19話 フレンド

「これは失敬、失敬! ボクの名前はナディア、見ての通りのハーフリングさ」


 ハーフリングとは彼女の種族名だろうか。その低い背丈からして、やはり小人の一種か。


「騎士……じゃなくて中級戦士くん、まずは君の名前を聞こうじゃないか」


 こちらを騎士と呼ぶということは、ミーコの言葉を聞いていたのだろう。

 正直なところ恥ずかしくて、直ぐにでも立ち去りたい。


「さっきのは忘れてくれ……。名前はロディ・ストラウド、見ての通りの平人ヒラビトだよ」


 多分。アランは自分の事をヒラビトと呼んでいたし、きっとロディもそうなのだろう。


「ほうほう、ではロディくんと呼ぶとしよう。君は冒険者登録したばかりだろう? 何を隠そう、このボクもそうでね。ついさっき、このプレートを受け取ったところなのさ」


 そう言ってナディアは首から下げた銅のプレートを見せてくる。

 D級以下が銅、C級かB級で銀製になり、A級だと金のプレートが貰えるらしい。

 その上のS級には特殊なプレートが配られ、人によってその素材は異なるそうだ。


「そうなのか。じゃあ、俺と君は同期なわけだ」


 ロディがそう言うと、ナディアは目を輝かせ、


「そう、そうなんだよ! ボクと君は同じ日、同じ場所で冒険者になった仲間なわけだ! そこでだ、これも何かの縁だし、ボクと友達になってくれないかな」


 ――仲間、友達。


「いやぁ、居ても立っても居られなくなって故郷を飛び出したはいいものの、連れ立つ者も、食を共にする者もいないのは少々寂しくてね。もし君が良ければ、ぜひ一緒に夕食にでも、と思ったんだ」


「…………」


「だから、えーっと、その……ダメ、かな?」


 何も答えないロディを見て、不安になったのかもしれない。

 ナディアは最初ほどの勢いを失い、こちらをオドオドと見つめている。


「……いや、ダメじゃないよ。うん、ダメじゃない。俺も故郷を離れてこの場所に来て、少し不安だったんだ。友達になってくれるなら、すごく嬉しい」


 その返事を聞いた瞬間、ナディアの顔がパッと明るくなり、


「本当かい? 良かったぁ……。じゃあ、一緒に――」


「いや、この後予定があるんだ。遅くなるかもしれないから、一緒には行けない。すまない」


 ただでさえ登録の手続きでアランを待たせているのだ。これ以上待たせるわけにはいかないだろう。


「む、そうか。それなら仕方あるまい……」


 ナディアが残念そうに呟く。

 だが、折角友達になったのだ。ここでハイさよなら、というのは味気ない。


「今日は無理だが、明日はどうだ? 明日の朝食を一緒に食べるのはダメかな」


「! うん、いいとも! では明日の朝、またここで会おうじゃないか」


◇◆◇


 言葉を二言三言交わしてからナディアと別れ、ロディは冒険者ギルドを後にする。

 すっかり街は静かになり、通りを歩く者もまばらだ。


(いい加減、腹が減ったな)


 墓地への移動の前にアランに保存食のような物を渡され、それを食べたくらいで、この世界に来てからほぼ何も口にしていない。

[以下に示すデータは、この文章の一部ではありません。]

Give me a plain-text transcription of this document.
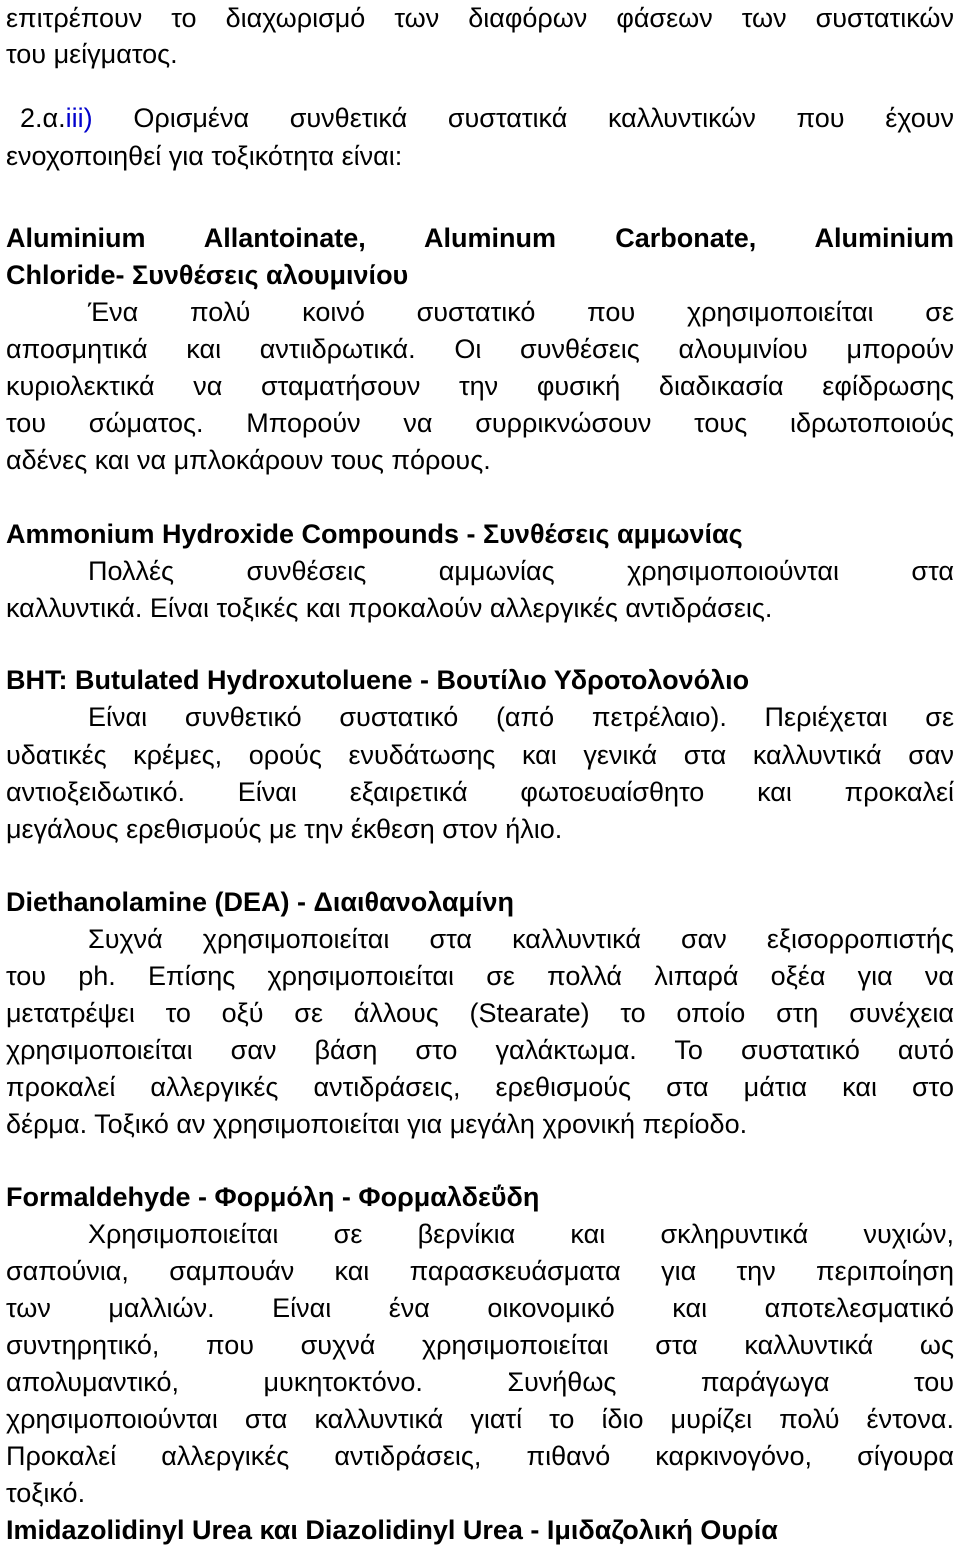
επιτρέπουν το διαχωρισμό των διαφόρων φάσεων των συστατικών
του μείγματος.
2.α.iii) Ορισμένα συνθετικά συστατικά καλλυντικών που έχουν
ενοχοποιηθεί για τοξικότητα είναι:
Aluminium Allantoinate, Aluminum Carbonate, Aluminium
Chloride- Συνθέσεις αλουμινίου
Ένα πολύ κοινό συστατικό που χρησιμοποιείται σε
αποσμητικά και αντιιδρωτικά. Οι συνθέσεις αλουμινίου μπορούν
κυριολεκτικά να σταματήσουν την φυσική διαδικασία εφίδρωσης
του σώματος. Μπορούν να συρρικνώσουν τους ιδρωτοποιούς
αδένες και να μπλοκάρουν τους πόρους.
Ammonium Hydroxide Compounds - Συνθέσεις αμμωνίας
Πολλές συνθέσεις αμμωνίας χρησιμοποιούνται στα
καλλυντικά. Είναι τοξικές και προκαλούν αλλεργικές αντιδράσεις.
BHT: Butulated Hydroxutoluene - Βουτίλιο Υδροτολονόλιο
Είναι συνθετικό συστατικό (από πετρέλαιο). Περιέχεται σε
υδατικές κρέμες, ορούς ενυδάτωσης και γενικά στα καλλυντικά σαν
αντιοξειδωτικό. Είναι εξαιρετικά φωτοευαίσθητο και προκαλεί
μεγάλους ερεθισμούς με την έκθεση στον ήλιο.
Diethanolamine (DEA) - Διαιθανολαμίνη
Συχνά χρησιμοποιείται στα καλλυντικά σαν εξισορροπιστής
του ph. Επίσης χρησιμοποιείται σε πολλά λιπαρά οξέα για να
μετατρέψει το οξύ σε άλλους (Stearate) το οποίο στη συνέχεια
χρησιμοποιείται σαν βάση στο γαλάκτωμα. Το συστατικό αυτό
προκαλεί αλλεργικές αντιδράσεις, ερεθισμούς στα μάτια και στο
δέρμα. Τοξικό αν χρησιμοποιείται για μεγάλη χρονική περίοδο.
Formaldehyde - Φορμόλη - Φορμαλδεΰδη
Χρησιμοποιείται σε βερνίκια και σκληρυντικά νυχιών,
σαπούνια, σαμπουάν και παρασκευάσματα για την περιποίηση
των μαλλιών. Είναι ένα οικονομικό και αποτελεσματικό
συντηρητικό, που συχνά χρησιμοποιείται στα καλλυντικά ως
απολυμαντικό, μυκητοκτόνο. Συνήθως παράγωγα του
χρησιμοποιούνται στα καλλυντικά γιατί το ίδιο μυρίζει πολύ έντονα.
Προκαλεί αλλεργικές αντιδράσεις, πιθανό καρκινογόνο, σίγουρα
τοξικό.
Imidazolidinyl Urea και Diazolidinyl Urea - Ιμιδαζολική Ουρία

 さらに言えば、この世界に来る前に燃える王都から脱出してから、まともな物を食べていない。

 当然お腹は減る。


(さっさとアランに合流してしまおう)


 アランは冒険者ギルドに入る前、手紙を渡された場所にいた。だが、


「……アラン、何してるんだ?」


「よ、よぉロディ、よく来たな。助けてくれ」


 アランは地面の上に正座させられている。傍らにはエルフのリーリアの姿があり、どうにも怒られている場面のようだ。

 リーリアはロディを一瞥すると頭を振って、


「……ロディ、ダメ。アラン、わかってるの? 私とウルリカは、二人と別れた後も、頑張ってたの」


「ハイ、わかってます」


 あのアランが、こうも縮こまる姿を見られるとは思わなかった。

 正座し、背を丸めて首を垂れるアランは、竜殺しをあっさりやってのけた男と同一だとは思えない。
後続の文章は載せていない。